To publish the code.org Kolibri channel:

  • On Kolibri Studio, navigate to the code.org channel.
  • Review that the top-right of the Kolibri website suggests there are publishable changes.
  • In that same top-right corner, press the Publish button. Click through any confirmations.
  • Downstream users will be notified whenever possible of these changes and can synchronize when their device has an Internet connection.
  • To provide folks with the channel, they need the channel token. When navigating the code.org channel, find that at the top-right navigation menu under “Get Token.”

Module Description File

The modules are themselves described as bash scripts containing variables that direct the behavior of the crawler. This file, contained within the modules directory, is simply "sourced" into the packager script such that the variables defined in the module description are used by the crawler.

This is described in greater detail in modules/README.md.

Localization

The crawler already pulls down different localizations and provides a means to switch them. By default, it will pull down all locales for a module when building the offline module. To just build a subset, provide them within the LOCALES environment variable:

cd modules
LOCALES="en_US fr_FR es_MX" ../package.sh minecraft

The process of pulling a locale essentially multiplies the amount of time it takes to crawl a module by the number of locales. It is the greatest factor in the time it takes to complete. It is absolutely recommended to just crawl a common of locales when testing the crawl of a particular module.

For more information, including comments on conventions on publishing localized modules and issues dealing with constraints such as file size, see LOCALIZING.md.

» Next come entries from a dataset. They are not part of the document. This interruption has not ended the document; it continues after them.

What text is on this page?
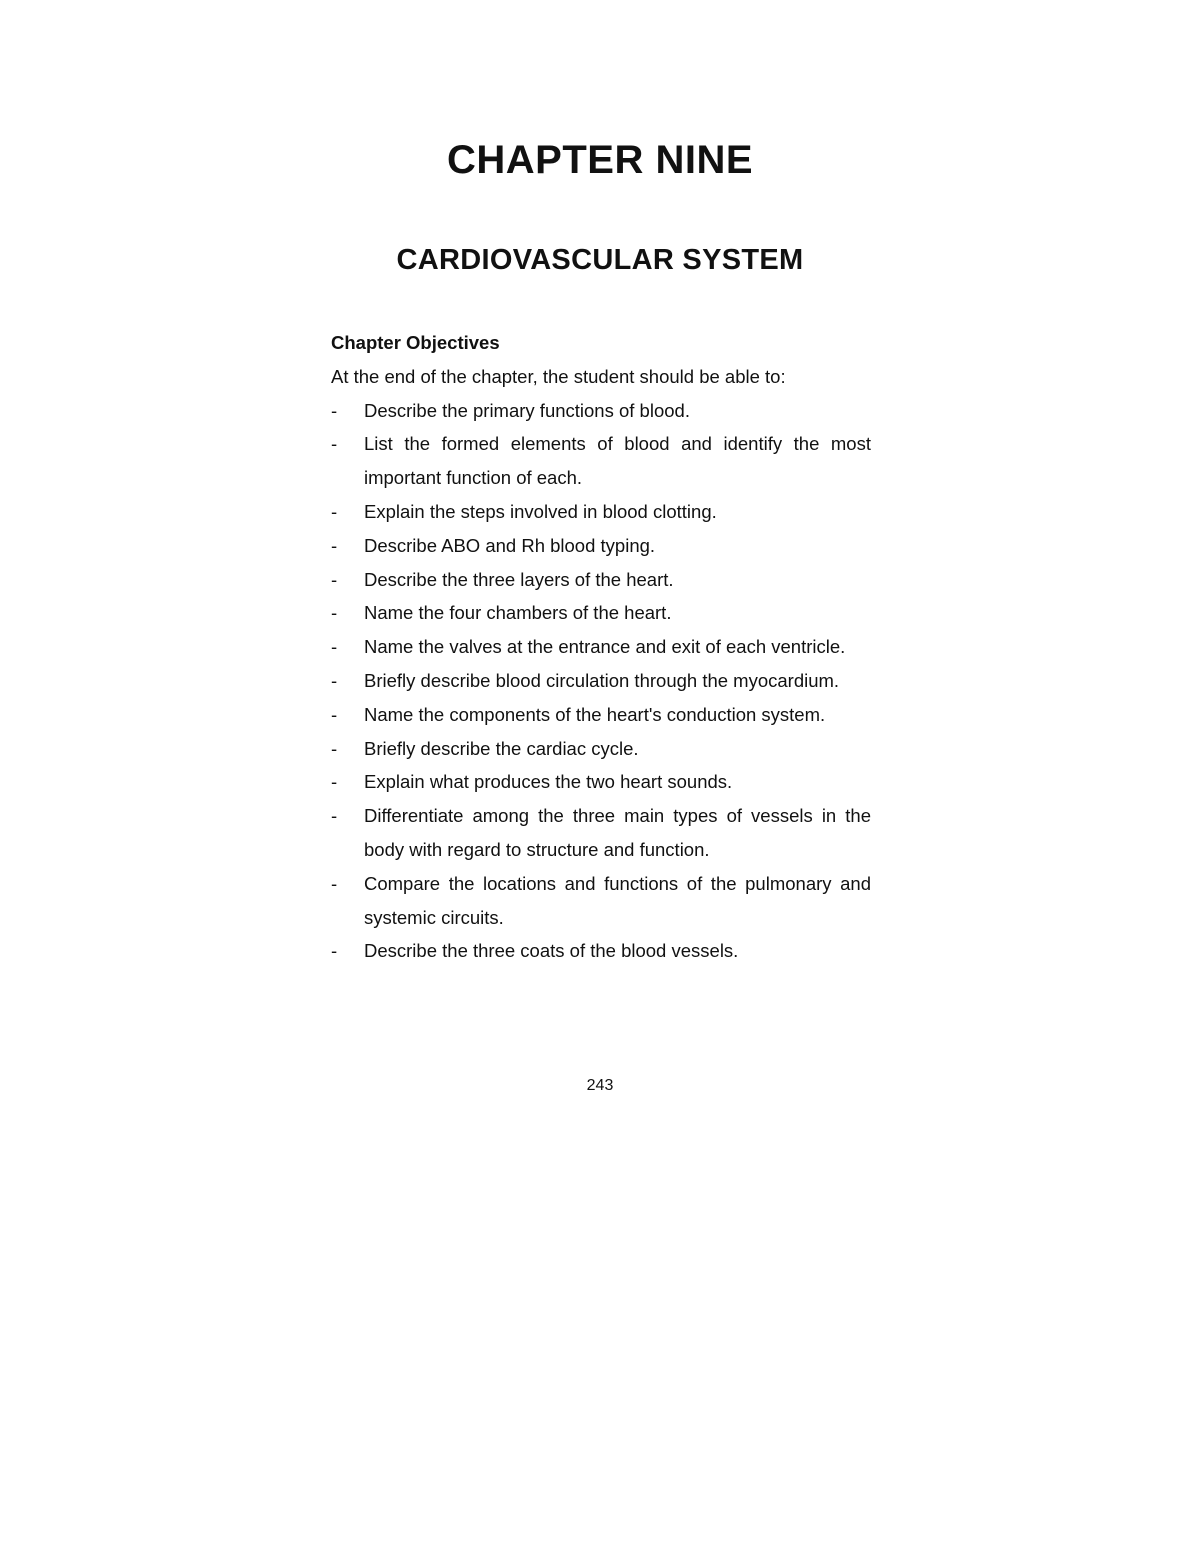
CHAPTER NINE
CARDIOVASCULAR SYSTEM

Chapter Objectives

At the end of the chapter, the student should be able to:

- Describe the primary functions of blood.
- List the formed elements of blood and identify the most important function of each.
- Explain the steps involved in blood clotting.
- Describe ABO and Rh blood typing.
- Describe the three layers of the heart.
- Name the four chambers of the heart.
- Name the valves at the entrance and exit of each ventricle.
- Briefly describe blood circulation through the myocardium.
- Name the components of the heart's conduction system.
- Briefly describe the cardiac cycle.
- Explain what produces the two heart sounds.
- Differentiate among the three main types of vessels in the body with regard to structure and function.
- Compare the locations and functions of the pulmonary and systemic circuits.
- Describe the three coats of the blood vessels.

243
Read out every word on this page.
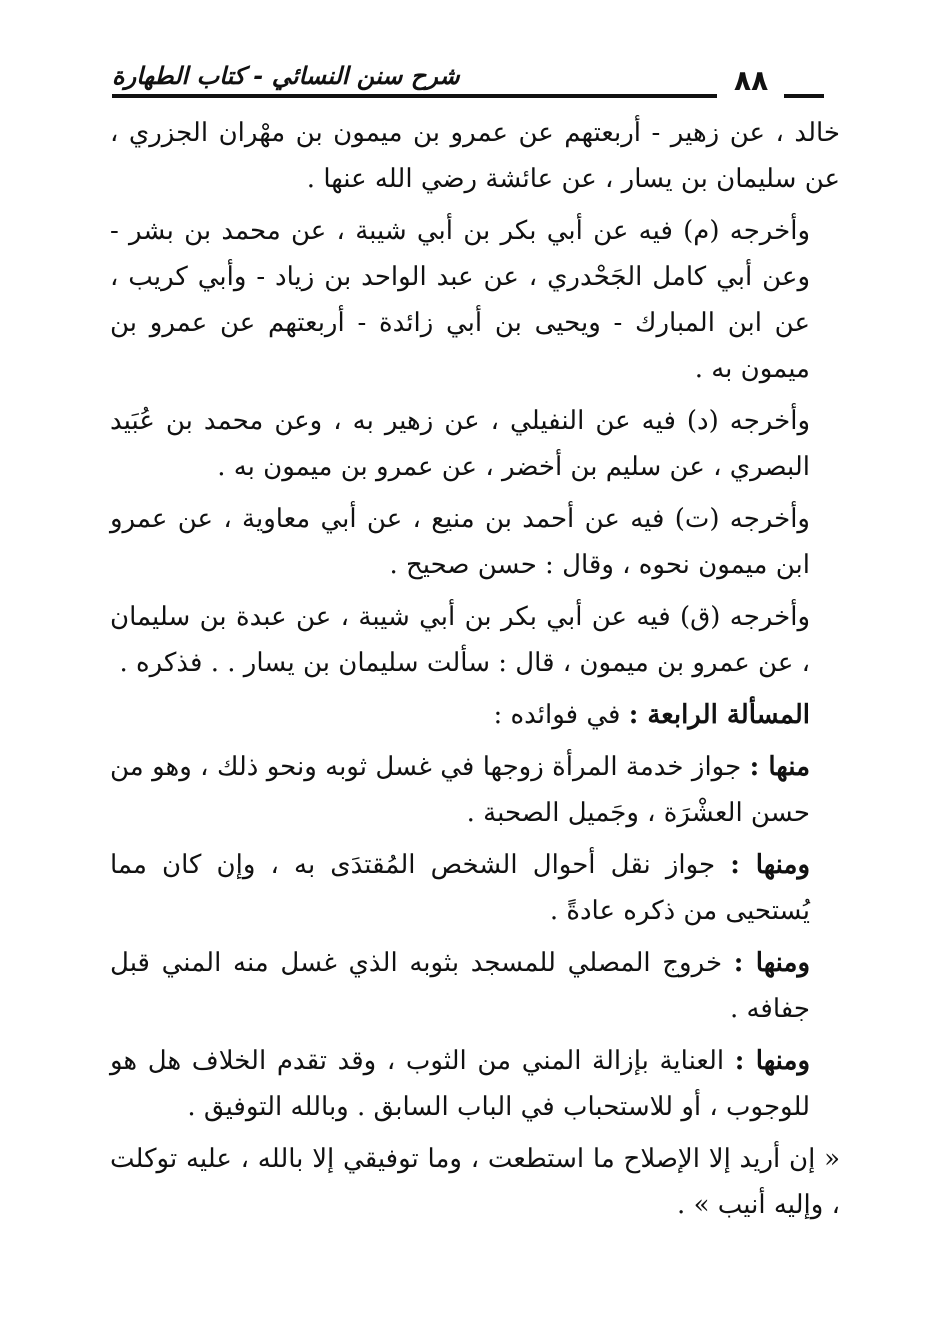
شرح سنن النسائي - كتاب الطهارة	٨٨

خالد ، عن زهير - أربعتهم عن عمرو بن ميمون بن مهْران الجزري ، عن سليمان بن يسار ، عن عائشة رضي الله عنها .

وأخرجه (م) فيه عن أبي بكر بن أبي شيبة ، عن محمد بن بشر - وعن أبي كامل الجَحْدري ، عن عبد الواحد بن زياد - وأبي كريب ، عن ابن المبارك - ويحيى بن أبي زائدة - أربعتهم عن عمرو بن ميمون به .

وأخرجه (د) فيه عن النفيلي ، عن زهير به ، وعن محمد بن عُبَيد البصري ، عن سليم بن أخضر ، عن عمرو بن ميمون به .

وأخرجه (ت) فيه عن أحمد بن منيع ، عن أبي معاوية ، عن عمرو ابن ميمون نحوه ، وقال : حسن صحيح .

وأخرجه (ق) فيه عن أبي بكر بن أبي شيبة ، عن عبدة بن سليمان ، عن عمرو بن ميمون ، قال : سألت سليمان بن يسار . . فذكره .

المسألة الرابعة : في فوائده :

منها : جواز خدمة المرأة زوجها في غسل ثوبه ونحو ذلك ، وهو من حسن العشْرَة ، وجَميل الصحبة .

ومنها : جواز نقل أحوال الشخص المُقتدَى به ، وإن كان مما يُستحيى من ذكره عادةً .

ومنها : خروج المصلي للمسجد بثوبه الذي غسل منه المني قبل جفافه .

ومنها : العناية بإزالة المني من الثوب ، وقد تقدم الخلاف هل هو للوجوب ، أو للاستحباب في الباب السابق . وبالله التوفيق .

« إن أريد إلا الإصلاح ما استطعت ، وما توفيقي إلا بالله ، عليه توكلت ، وإليه أنيب » .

Kolibri / Endless OS Modules

Kolibri applications are static websites that are served in sandbox iframe environments. These iframes typically have allow-scripts as their only enabled capability, but there are some environments that do have allow-same-origin. (I will note that both allow-scripts and allow-same-origin is a strange choice since it does not really sandbox in any meaningful way... and I suspect that it should not be relied on being this way long-term... but might be this way on, say, an Endless Key environment, though.)

Without allow-same-origin, local storage APIs are unavailable. Kolibri documents this as a limitation and notes they "shim" such APIs. That does not seem to be true in all environments and it is unclear which our apps will appear in. Therefore, the shims/shim.js file is pushed to the top of each base JavaScript file for our apps that shim them ourselves. Without local storage APIs, progress cannot be saved directly in the browser itself. (See information about the shims and the mock APIs in shims/README.md.

At any rate, the packages saved in dist are zip files. Kolibri HTML5 apps are essentially metadata wrapped around a provided zip file containing at least an index.html file. Our index.html file redirects to the first level of the wrapped course.

Kolibri offers some API access to "HTML5 apps" as noted in the above link, yet it unclear how an arbitrary application makes use of it.

Uploading to Kolibri is done via Kolibri Studio. If you are a Code.org engineer, you can access and edit our official modules via our shared login. Currently, the Code.org channel is private and shared only via the channel token.

Known Issues

There are a number of issues that are in two categories. First, problems that are inherent to offline, such as a dependency on external service. (Offline Compatibility) Second, problems that are due to the crawling process not being refined enough, but it could possibly be addressed. (Crawler Bugs)

Offline Incompatibility

  • Internet Simulator prevents Unit 2 of CSP from being reasonable. It is entirely backend-driven.
  • Some ability to upload custom sprites, sounds, etc, are unavailable since they make direct use of S3.

Crawler Bugs

  • Extras page is crawled but sometimes does not show up when the lesson is completed fully.
  • Lesson plans might link to levels that exist elsewhere (and linked via their /levels/{id} path directly). These are not crawled.